ATOMScience-org / AMPL

The ATOM Modeling PipeLine (AMPL) is an open-source, modular, extensible software pipeline for building and sharing models to advance in silico drug discovery.
MIT License
136 stars 68 forks source link

Load pre-calculated features with embedded models #301

Closed stewarthe6 closed 4 months ago

stewarthe6 commented 5 months ago

This allows AMPL to use pre-calculated features with embedded models and transfer learning. I created 3 classes to accomplish this.

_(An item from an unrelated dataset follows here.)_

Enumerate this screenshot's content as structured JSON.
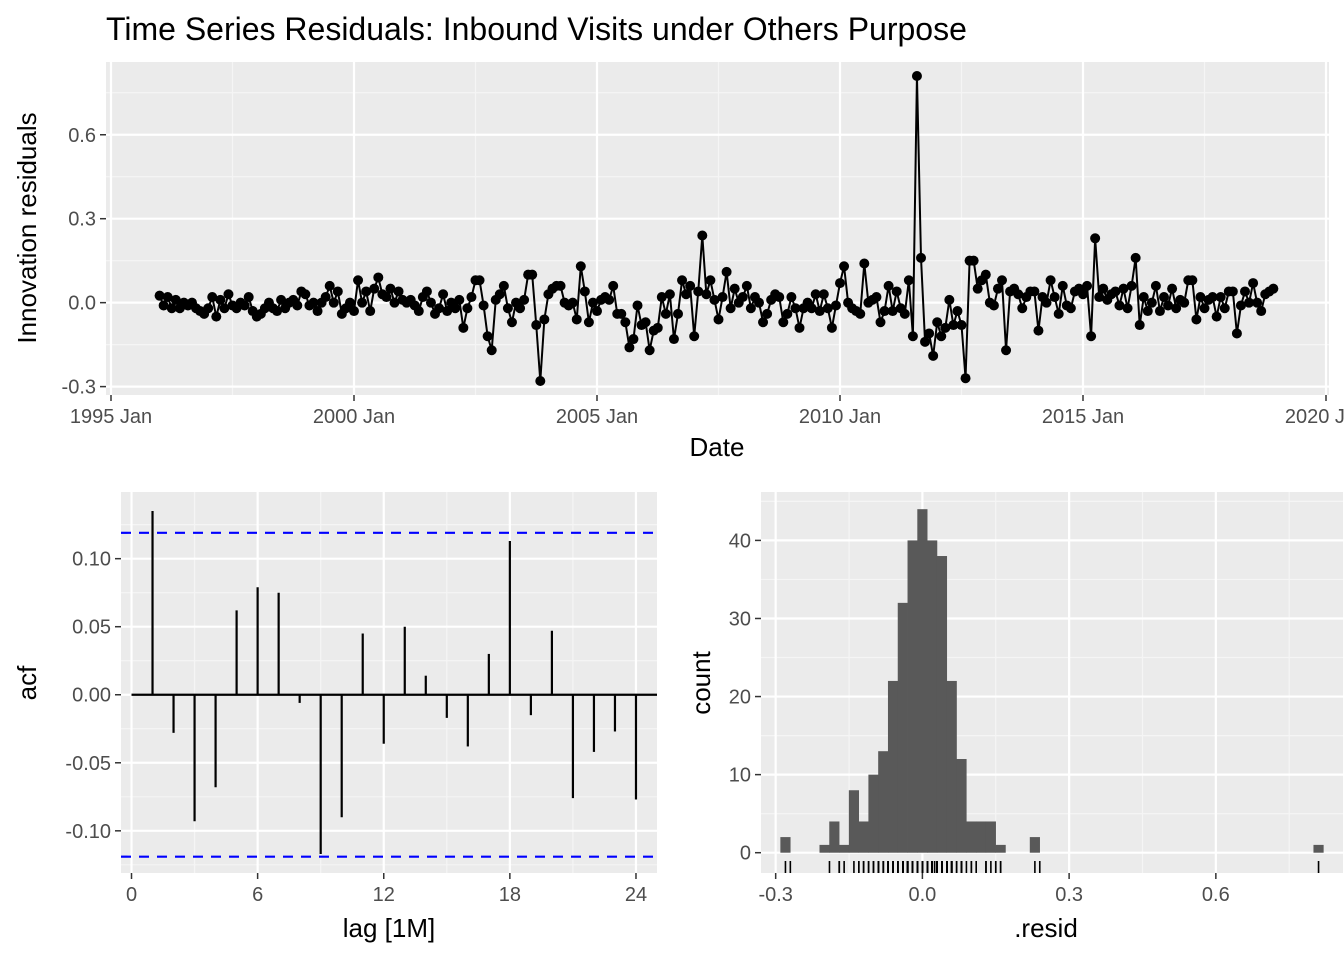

  1. EmbeddingDataset: This overrides get_featurized_data and save_featurized_data. This dataset is meant to be exclusively used with EmbeddingFeaturization. It creates an second, member dataset that loads/calculates features that are used as input into the embedding model and then generates the embedded features. The save_featurized_data function does nothing, since it cannot save embedded features. However it can save features for the member dataset.
  2. FileEmbeddingDataset: This inherits EmbeddingDataset and FileDataset. This is used when the input features come from a file.
  3. DatastoreEmbeddingDataset: This inherits EmbeddingDataset and DatastoreDataset and is used when input features come from the datastore. I don't test this class, I don't have a good test case.

featurize_data in EmbeddingFeaturization no long needs to rename response columns.